In Tillich’s terms, our “god” or “ultimate concern” names whatever gets our attention and allegiance.  Every single one of us allows some value in life to have organizing power over our desire, our joy, and our energies.  What matters is not so much what we “say” about our religious commitments.  What matters is what kinds of values or ultimate concerns actually organize our lives. 

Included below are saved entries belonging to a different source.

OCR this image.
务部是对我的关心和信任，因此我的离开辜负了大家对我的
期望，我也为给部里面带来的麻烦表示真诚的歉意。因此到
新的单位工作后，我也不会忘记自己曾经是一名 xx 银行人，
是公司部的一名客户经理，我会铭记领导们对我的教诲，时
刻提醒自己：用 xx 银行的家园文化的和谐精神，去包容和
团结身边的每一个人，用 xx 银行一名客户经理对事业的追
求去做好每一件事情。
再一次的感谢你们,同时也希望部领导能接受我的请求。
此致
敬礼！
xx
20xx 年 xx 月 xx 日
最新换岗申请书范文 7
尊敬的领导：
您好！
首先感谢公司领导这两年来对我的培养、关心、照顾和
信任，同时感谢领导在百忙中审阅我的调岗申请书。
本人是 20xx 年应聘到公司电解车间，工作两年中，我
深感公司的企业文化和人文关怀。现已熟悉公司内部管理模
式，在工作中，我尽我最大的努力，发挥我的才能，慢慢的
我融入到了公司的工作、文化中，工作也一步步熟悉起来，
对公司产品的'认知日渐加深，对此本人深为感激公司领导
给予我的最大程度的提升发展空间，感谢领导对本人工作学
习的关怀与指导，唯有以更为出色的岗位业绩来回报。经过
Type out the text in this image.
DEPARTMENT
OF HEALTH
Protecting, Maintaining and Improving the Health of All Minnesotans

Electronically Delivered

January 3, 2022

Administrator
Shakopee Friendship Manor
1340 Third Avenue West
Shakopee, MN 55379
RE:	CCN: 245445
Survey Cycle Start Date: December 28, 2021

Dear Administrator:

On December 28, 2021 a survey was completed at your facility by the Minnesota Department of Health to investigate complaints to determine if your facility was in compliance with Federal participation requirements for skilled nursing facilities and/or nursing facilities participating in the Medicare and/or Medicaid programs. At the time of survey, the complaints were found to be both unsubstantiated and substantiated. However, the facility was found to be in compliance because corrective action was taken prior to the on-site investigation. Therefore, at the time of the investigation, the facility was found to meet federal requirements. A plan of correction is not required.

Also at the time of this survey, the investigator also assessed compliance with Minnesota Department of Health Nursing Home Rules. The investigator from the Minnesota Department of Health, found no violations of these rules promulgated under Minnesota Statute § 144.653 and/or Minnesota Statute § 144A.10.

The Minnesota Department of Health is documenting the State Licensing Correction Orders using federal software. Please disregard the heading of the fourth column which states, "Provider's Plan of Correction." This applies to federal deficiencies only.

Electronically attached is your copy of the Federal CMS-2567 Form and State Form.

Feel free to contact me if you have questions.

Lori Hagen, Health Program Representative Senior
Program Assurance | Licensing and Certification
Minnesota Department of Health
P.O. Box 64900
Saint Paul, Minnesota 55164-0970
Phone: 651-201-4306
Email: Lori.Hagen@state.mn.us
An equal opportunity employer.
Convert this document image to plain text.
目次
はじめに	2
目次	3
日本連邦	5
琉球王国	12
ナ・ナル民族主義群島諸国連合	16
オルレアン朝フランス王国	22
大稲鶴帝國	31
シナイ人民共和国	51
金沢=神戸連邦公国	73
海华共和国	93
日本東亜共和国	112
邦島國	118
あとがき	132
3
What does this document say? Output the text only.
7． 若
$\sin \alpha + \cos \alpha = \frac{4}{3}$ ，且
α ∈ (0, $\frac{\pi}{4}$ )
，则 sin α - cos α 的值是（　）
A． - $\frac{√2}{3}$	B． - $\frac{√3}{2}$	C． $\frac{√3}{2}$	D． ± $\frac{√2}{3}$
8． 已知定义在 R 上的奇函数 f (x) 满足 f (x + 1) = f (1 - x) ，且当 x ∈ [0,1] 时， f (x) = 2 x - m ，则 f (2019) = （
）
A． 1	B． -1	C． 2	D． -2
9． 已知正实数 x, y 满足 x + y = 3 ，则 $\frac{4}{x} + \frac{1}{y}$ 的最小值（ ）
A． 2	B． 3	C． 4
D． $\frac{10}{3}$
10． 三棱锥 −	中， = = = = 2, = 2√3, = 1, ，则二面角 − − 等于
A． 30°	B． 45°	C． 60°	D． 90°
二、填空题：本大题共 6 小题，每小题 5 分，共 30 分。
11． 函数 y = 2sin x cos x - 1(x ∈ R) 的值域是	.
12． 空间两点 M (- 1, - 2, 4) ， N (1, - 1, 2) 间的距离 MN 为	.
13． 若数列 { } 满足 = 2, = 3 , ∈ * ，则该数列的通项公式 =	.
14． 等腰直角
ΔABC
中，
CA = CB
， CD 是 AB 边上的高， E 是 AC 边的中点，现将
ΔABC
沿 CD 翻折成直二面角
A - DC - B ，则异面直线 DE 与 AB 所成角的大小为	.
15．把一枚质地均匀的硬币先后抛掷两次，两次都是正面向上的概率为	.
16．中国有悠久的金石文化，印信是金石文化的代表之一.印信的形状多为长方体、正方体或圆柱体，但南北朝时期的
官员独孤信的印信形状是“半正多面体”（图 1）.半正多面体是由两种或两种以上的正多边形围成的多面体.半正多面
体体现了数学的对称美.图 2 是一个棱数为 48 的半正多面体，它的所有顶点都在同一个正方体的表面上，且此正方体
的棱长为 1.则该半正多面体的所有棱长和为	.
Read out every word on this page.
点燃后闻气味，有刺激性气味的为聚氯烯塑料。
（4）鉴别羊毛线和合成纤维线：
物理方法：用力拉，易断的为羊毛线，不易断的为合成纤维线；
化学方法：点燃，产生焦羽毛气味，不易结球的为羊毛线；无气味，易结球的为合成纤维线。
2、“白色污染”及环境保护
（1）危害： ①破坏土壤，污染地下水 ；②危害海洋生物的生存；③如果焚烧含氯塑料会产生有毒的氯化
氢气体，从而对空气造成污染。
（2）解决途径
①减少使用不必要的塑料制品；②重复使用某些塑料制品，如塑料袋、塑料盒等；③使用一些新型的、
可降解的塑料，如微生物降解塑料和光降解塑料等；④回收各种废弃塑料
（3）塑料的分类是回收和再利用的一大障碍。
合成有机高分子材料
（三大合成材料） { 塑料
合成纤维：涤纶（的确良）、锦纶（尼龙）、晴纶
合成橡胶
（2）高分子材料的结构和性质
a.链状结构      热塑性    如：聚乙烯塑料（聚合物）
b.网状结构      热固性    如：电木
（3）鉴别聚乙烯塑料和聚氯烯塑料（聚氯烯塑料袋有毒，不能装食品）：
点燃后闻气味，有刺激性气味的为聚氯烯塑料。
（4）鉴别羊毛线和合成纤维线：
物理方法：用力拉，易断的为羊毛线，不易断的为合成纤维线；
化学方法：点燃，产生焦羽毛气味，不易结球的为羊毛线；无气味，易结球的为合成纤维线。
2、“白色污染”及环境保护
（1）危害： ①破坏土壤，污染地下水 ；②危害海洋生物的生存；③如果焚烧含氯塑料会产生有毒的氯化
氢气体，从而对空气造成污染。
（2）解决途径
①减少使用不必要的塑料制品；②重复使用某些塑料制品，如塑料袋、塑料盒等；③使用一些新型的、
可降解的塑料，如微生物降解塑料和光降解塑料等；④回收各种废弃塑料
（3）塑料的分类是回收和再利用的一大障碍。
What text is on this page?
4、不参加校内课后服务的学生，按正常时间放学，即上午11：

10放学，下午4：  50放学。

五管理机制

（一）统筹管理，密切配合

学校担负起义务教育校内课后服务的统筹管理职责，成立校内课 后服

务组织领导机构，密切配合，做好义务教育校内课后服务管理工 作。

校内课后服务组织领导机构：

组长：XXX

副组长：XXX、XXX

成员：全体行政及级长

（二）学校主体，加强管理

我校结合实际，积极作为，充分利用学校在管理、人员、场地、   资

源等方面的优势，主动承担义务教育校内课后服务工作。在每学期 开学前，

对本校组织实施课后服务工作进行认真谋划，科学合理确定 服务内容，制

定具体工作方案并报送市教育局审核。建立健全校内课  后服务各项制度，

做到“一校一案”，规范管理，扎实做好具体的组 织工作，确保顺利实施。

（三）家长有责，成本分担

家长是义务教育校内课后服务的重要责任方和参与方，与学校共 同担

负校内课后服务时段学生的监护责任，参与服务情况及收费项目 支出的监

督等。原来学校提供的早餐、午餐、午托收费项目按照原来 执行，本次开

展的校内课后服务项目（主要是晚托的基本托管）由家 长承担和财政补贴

Joshua names the rival gods of their ancestors, of the Egyptians, and of the Amorites.  What might be the rival gods, the competing ultimate concerns, in our lives?  A few candidates would be . . . politics, family honor codes, your children’s success, a spouse or lover, a group of friends, spending patterns, or particular pleasures or comforts.  None of these values are evil in themselves, but if they become the organizing power of your life, they become an ultimate concern, a rival god.

Every single one of us lives our lives within this reality of being pulled in different directions.  That’s why one of God’s gifts to us is a life filled with continual opportunities to recommit ourselves to the life-giving covenant with Jesus Christ.

Now of course, none of us wants to feel like every day is a revival service where we have to summon the energy for another conversion experience.  That would be a terrible burden.

What God offers us instead is the gift of a life where renewal and recommitment are built into the very fabric of life.  One of God’s blessings is to provide us with fresh chances every day to realign our energies.  The Psalmist says, “Your mercies are fresh everyday, O Lord.”  And they are!  We don’t have to carry around yesterday’s burdens, disappointments, and failures.  Each day God comes to us anew with life abundant. 

The rhythmic pattern of weekly worship together with others who are following Jesus Christ is one of these gifts.  Through the simple practices of greeting and making peace with others, of confessing our sins together, of singing and praying, of listening to the Word read and preached, of offering our financial resources and our best energies – each experience of worship is an opportunity to refresh and renew our lives in God.

In every baptism, like Harper’s today, we all together reaffirm our baptismal vows to love and serve God together.  We’re all reminded that we’ve been bathed and cared for by the love of God and adopted into a new family with a new story.  And we share the Lord’s Supper as the meal that nourishes us for the challenges we face.

But the opportunities for renewal do not all happen at church during worship.  God has woven them into the rest of your week.

Your rest each night is a gift of renewal from God.  You stop working, you lay down and your energies are restored in sleep.  This is an experience of the grace of God at work.  You wake into a new day and your shower is another baptism, washing you in the mercy of God to face what’s ahead of you that day.  Your meals are an encounter with God in thanksgiving, as God feeds you and strengthens you.  And the work you do during the day – whether it is child care, volunteer work or paid work – the work you do is a way of sharing in God’s work of blessing and healing the world.  Every single ordinary day is filled with experiences of renewed commitment to the love of God.


God’s loving presence doesn’t come and go.  God stays wonderfully near.  What comes and goes are special opportunities to renew and refresh our commitment to the love and grace of God at work in our lives.  Keep watch, and stay awake, God’s gifts are all around you!